Pigeon Point: Staying at the tallest lighthouse on West Coast

By Kevin Smith, Staff Writer

There’s something mystical about lighthouses — something otherworldly in the way they rise up from the ground and cast off their surroundings.

That’s the feeling I got when I stayed at Pigeon Point Lighthouse, the tallest lighthouse on the West Coast. Perched on a cliff 50 miles south of San Francisco, the 115-foot-tall structure has been guiding mariners since 1872.

Now I need to clarify something up front. I didn’t actually stay in the lighthouse. But my wife and daughter and I did stay in the hostel that’s part of Pigeon Point.

And before you run screaming from the room, I want to add yet another clarification: Pigeon Point Lighthouse Hostel bears no resemblance whatsoever to the bleak and blood-soaked torture chamber depicted in the horror movie “Hostel.”
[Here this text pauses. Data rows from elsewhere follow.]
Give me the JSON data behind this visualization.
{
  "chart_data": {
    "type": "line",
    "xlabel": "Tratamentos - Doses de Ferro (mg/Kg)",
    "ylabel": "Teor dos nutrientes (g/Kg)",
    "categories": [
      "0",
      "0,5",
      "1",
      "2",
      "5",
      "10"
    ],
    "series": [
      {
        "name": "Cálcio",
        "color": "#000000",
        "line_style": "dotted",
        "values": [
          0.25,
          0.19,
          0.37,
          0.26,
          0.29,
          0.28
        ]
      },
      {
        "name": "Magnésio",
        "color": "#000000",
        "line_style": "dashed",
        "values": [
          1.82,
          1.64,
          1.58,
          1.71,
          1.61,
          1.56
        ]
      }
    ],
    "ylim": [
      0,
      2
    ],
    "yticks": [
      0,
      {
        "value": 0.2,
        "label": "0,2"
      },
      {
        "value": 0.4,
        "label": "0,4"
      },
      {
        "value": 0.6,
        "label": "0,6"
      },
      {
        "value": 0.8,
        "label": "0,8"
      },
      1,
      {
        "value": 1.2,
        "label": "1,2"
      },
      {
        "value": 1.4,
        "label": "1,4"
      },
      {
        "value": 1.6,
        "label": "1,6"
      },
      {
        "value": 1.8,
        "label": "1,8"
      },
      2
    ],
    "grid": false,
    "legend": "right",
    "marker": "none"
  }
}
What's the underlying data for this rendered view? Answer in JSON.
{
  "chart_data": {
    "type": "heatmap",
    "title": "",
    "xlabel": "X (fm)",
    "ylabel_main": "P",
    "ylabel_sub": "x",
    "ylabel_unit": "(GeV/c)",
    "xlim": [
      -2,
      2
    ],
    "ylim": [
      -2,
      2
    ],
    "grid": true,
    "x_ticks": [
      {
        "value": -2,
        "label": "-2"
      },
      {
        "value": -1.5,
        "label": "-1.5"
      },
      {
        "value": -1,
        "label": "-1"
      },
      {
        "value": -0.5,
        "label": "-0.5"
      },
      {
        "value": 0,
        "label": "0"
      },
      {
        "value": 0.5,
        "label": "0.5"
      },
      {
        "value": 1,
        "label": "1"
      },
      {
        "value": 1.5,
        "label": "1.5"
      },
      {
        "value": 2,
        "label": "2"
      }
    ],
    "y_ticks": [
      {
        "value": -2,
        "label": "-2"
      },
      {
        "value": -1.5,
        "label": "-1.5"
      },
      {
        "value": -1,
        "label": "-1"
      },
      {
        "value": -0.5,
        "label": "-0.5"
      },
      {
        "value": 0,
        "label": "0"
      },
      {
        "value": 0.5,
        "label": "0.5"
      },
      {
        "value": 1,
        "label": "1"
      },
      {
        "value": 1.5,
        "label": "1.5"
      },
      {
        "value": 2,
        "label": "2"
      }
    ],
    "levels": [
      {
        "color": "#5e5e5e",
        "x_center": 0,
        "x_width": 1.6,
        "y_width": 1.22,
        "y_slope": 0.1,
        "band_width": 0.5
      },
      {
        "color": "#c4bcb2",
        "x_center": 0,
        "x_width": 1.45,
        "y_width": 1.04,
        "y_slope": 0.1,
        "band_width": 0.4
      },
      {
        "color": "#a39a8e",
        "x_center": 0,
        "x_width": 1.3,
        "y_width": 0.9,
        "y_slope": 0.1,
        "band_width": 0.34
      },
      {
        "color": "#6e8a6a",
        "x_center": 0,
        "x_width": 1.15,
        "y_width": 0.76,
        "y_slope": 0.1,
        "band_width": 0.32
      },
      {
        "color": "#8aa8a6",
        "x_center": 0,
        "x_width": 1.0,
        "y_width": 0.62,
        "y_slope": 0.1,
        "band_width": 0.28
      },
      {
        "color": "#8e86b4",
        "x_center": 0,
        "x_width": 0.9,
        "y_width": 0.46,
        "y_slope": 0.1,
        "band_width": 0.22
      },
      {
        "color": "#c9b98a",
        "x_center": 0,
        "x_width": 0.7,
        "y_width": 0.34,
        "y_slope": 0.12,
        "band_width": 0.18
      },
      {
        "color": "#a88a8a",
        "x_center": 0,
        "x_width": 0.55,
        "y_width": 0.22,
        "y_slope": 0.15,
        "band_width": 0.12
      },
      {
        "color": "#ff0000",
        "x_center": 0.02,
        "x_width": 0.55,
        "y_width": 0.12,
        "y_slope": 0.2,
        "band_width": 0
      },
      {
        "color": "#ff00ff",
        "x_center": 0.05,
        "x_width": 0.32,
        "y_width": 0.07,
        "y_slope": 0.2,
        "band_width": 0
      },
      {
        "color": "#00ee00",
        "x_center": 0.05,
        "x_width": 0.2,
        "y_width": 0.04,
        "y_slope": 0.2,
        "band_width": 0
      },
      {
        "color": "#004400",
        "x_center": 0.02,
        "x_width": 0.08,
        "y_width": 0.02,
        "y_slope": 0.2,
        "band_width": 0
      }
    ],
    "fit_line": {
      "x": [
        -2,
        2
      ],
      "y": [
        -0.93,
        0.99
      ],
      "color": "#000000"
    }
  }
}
I saw nary a torture session during our stay at Pigeon Point. But abuse of a different kind was underway a little farther south where travelers were forking over nearly $6 a gallon for gas in Big Sur. Ouch!

Pigeon Point has four cheery dorm rooms, four family rooms and four private rooms, with a total of 60 beds.

We had stayed at a couple of other hostels before and we’ll only do it if we can get a private room. I mean, who wants to bunk with Walt, the chatty used car salesman from Cleveland, or Felicia, the overzealous life coach who wants to sell you healing vitamin waters?

Not me, and probably not you, either.